Sustainable agriculture will be critical to preventing global food shortages

Sustainable agriculture will be critical to preventing global food shortages. The world has a unique opportunity to stem the tides of climate change, ensure future food security, protect biodiversity, and make healthier diets widely accessible, according to a new global report. 

With the global population expected to increase by two billion in the next 26 years, food insecurity is a growing threat. Rising temperatures, droughts, severe floods, and wildfires linked to climate change pose a major risk to crop yields and agriculture land. 

A new report conducted by the Food and Land Use Coalition calls for the transformation of food and land-use systems over the next ten years to help buffer against climate change and protect food security for the world’s population. 

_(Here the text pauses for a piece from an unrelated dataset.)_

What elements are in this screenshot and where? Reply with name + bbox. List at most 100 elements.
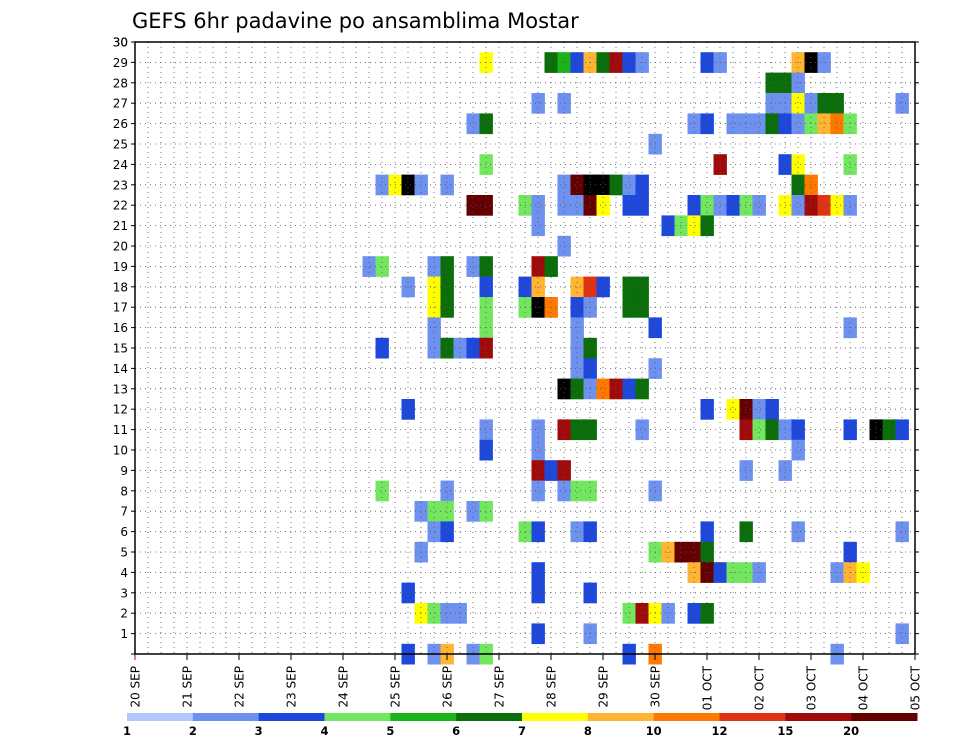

According to the report, the economic, environmental, and health gains would far outweigh the heavy costs associated with changing policies and making food production sustainable. 

Transforming food and land use systems could generate new business opportunities worth $4.5 trillion a year by 2030 and a return worth 15 times more than the cost of the initial investment. 

Diversifying food production, making healthy diets more accessible, eliminating deforestation and making agriculture more sustainable would go a long way in protecting the world’s vulnerable food supply. 

“A small disruption in supply really can do a lot of damage and leads to huge price increases,” Per Pharo of the Food and Land Use Coalition told Reuters. “That creates suffering and social unrest. And it will highly likely also lead to hunger and instability.” 

The report is the first of its kind to examine how transforming food and land use systems would benefit food security and the environment. 

Growing Better: Ten Critical Transitions to Transform Food and Land Use proposes a new agenda with ten transitions to ensure food security by 2050. 

“What we’re saying is realistic if the reform agenda is implemented,” Pharo told Reuters. “The excuse that we cannot prioritize environment at the same time because we’ve got to focus on development, on human welfare, is simply false. We can deliver both.”